Paul Cleal, a non-executive director at organisations including Guy’s and St Thomas’ NHS Foundation Trust, said these types of imbalances can happen “because people…use proxies [such as] the way people speak or the way they look [rather than] actual merit”.

“In the NHS you're four or five times more likely as a black mother to die in childbirth,” he said.

“We found in our trust that black people were being turned away disproportionately for being late; the white person's late because of the traffic, the black person's late because they're ‘well, you know, a bit lazy’ and… so we had to stop everyone being sent away for being late because we couldn't be fair.”

'Where does the buck stop?' The motive factor

Improving processes is easier in the private sector because the profit motive prevents discussions straying into debates on right and wrong, Cleal said.

“If you’re trying to persuade a private sector organisation to do things differently you need to have a reason that's good for the business and that's actually I think quite healthy,” he explained.

“Often to the people who are opposing change on the diversity front, if you say ‘we should do this because it's the right thing to do’, they'll say ‘aha! So, we're going to get people who are not as good, then,'" he added.

“Many organisations are not mature enough to leave people to their devices. Organisations need people whose day job it is to hold senior leaders to account” Bernadette Thompson

But he said organisations that have external pressures, whether reputational or stemming from demand to improve public services or profit making, will make the most progress.

In the public sector, Cleal pointed to the importance of accountability.

“I don't think NHS trusts are as accountable locally as local authorities are and I think it's not surprising you see more diversity at senior levels of local authorities than you do at NHS trusts,” he said.

Thompson agreed that public bodies being held to account properly is vital, calling for "acute accountability": “Where does the buck stop?

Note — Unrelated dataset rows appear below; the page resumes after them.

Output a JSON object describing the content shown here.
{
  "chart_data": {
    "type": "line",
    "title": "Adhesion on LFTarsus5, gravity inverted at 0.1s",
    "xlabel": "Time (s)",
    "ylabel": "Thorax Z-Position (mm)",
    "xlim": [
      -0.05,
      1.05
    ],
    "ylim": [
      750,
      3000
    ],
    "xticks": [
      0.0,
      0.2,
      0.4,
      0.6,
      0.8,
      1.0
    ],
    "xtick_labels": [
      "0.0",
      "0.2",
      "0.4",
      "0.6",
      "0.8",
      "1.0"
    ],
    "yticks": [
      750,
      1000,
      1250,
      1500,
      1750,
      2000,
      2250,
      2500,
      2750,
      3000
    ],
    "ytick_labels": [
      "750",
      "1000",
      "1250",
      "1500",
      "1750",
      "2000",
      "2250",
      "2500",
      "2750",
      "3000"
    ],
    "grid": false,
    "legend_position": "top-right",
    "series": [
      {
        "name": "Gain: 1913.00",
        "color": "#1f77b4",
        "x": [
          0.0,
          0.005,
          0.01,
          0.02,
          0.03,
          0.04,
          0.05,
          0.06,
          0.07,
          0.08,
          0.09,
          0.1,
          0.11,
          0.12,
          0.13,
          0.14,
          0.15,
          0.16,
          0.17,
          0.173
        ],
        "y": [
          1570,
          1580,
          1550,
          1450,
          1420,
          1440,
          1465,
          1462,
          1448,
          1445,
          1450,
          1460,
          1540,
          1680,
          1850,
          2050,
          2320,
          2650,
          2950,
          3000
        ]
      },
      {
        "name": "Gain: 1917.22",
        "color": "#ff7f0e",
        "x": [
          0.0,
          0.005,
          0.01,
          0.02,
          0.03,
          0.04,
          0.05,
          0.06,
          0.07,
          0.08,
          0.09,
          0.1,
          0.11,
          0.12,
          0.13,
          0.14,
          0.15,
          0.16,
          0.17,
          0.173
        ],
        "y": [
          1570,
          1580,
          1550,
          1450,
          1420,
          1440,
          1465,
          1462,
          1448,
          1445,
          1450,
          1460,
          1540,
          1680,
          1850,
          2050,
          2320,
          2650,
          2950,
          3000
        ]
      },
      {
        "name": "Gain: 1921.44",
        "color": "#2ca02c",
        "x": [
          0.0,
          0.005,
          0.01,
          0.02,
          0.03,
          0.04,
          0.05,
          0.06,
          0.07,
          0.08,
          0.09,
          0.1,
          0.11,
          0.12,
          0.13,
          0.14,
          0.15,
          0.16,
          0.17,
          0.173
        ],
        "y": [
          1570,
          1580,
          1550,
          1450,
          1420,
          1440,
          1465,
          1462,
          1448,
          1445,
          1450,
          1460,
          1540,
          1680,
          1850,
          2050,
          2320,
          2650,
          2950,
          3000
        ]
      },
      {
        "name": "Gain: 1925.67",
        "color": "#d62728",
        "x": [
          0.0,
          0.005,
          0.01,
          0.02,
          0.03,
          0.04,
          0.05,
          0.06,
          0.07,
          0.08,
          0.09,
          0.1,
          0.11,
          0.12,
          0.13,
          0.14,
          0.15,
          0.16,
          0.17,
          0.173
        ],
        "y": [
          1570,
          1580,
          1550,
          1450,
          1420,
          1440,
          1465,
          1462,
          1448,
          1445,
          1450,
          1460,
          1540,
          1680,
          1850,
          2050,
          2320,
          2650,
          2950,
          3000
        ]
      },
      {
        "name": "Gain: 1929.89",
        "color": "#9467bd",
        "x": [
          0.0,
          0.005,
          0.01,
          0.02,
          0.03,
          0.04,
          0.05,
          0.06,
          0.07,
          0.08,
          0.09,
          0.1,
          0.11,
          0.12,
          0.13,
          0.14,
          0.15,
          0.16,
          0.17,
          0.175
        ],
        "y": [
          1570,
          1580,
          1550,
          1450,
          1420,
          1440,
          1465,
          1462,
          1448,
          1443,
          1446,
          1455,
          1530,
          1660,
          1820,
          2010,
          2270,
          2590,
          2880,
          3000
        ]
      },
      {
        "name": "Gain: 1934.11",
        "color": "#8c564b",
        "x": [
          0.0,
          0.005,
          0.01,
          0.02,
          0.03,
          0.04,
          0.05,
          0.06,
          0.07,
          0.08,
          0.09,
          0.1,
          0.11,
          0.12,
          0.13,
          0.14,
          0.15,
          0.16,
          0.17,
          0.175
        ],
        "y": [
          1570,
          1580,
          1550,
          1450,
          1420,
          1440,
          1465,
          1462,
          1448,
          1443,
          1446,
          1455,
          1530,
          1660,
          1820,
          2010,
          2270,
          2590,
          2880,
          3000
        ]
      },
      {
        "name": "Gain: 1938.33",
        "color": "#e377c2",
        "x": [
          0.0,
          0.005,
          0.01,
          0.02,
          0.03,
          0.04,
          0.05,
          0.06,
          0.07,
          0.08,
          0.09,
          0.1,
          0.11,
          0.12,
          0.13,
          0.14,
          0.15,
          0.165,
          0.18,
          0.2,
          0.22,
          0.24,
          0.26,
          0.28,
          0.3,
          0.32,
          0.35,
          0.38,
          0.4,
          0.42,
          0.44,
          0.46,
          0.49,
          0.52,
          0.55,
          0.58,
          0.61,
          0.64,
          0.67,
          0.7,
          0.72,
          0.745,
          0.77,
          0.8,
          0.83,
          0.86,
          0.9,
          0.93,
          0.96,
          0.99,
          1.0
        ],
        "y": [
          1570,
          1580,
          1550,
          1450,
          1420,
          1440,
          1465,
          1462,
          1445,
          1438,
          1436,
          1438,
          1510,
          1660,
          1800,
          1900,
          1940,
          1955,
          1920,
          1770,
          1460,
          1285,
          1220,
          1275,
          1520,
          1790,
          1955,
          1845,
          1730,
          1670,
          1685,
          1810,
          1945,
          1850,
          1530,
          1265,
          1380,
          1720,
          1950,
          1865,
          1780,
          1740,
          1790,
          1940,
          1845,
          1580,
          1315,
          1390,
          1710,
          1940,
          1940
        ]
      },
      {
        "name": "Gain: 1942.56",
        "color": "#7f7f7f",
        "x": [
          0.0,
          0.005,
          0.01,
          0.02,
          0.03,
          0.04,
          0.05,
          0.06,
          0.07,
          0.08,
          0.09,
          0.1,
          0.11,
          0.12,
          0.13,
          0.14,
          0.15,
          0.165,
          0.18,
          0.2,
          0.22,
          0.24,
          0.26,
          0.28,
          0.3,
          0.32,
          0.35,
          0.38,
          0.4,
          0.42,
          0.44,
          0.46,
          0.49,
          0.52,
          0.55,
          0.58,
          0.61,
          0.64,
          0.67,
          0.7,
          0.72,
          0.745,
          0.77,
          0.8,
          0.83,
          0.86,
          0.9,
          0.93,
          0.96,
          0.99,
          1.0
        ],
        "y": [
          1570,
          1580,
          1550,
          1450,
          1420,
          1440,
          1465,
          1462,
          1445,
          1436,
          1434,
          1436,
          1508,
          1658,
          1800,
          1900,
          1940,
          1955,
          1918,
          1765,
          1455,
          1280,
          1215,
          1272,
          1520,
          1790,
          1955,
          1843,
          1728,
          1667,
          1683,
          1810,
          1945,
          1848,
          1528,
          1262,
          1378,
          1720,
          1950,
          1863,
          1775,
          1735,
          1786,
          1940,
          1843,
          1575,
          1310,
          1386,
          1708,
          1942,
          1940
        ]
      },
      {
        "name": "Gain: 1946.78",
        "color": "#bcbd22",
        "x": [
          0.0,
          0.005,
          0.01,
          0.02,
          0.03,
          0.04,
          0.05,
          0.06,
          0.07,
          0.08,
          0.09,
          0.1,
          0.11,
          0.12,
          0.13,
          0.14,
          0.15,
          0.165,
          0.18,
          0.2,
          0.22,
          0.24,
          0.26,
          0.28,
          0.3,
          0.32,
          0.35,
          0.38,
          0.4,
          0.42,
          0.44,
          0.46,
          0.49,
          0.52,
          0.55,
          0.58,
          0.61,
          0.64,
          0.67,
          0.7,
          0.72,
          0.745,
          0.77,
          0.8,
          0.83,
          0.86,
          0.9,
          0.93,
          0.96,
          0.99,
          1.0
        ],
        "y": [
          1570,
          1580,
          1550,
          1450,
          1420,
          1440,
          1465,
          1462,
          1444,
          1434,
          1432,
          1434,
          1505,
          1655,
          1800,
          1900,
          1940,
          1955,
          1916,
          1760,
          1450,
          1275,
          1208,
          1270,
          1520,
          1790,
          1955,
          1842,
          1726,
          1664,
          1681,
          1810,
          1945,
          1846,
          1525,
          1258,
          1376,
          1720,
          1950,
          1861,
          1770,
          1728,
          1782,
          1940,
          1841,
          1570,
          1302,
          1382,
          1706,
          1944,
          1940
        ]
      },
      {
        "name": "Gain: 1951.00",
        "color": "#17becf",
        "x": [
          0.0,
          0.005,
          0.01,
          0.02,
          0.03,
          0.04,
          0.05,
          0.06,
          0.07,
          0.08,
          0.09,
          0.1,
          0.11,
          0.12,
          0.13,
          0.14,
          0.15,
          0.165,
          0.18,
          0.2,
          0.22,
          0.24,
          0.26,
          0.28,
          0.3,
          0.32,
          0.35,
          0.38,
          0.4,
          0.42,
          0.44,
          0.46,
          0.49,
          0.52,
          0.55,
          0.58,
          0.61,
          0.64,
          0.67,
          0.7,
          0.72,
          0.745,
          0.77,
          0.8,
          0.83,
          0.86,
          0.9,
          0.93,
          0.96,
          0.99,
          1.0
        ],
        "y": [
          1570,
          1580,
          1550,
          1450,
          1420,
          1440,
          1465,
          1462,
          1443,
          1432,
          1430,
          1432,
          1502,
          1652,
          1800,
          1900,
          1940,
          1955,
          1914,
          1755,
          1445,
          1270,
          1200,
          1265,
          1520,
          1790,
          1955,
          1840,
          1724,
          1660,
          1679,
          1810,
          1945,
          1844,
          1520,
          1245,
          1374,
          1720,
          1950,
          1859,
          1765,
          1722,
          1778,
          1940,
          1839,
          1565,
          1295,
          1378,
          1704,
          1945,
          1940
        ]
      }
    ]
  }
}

Who’s responsible for this if it doesn't go the way we need it to go?”

She said diversity roles like hers – now under threat under Truss’s leadership – are an important part of achieving this.

“Many organisations are not mature enough to leave people to their devices. [Organisations] need people like me whose day job it is to hold senior leaders to account.”

And amid pressure to reduce resources going into D&I teams, how do you maintain momentum? 

"Just ignore the headlines," Thompson said, laughing.

"Diversity and inclusion is a firm part of the HR profession."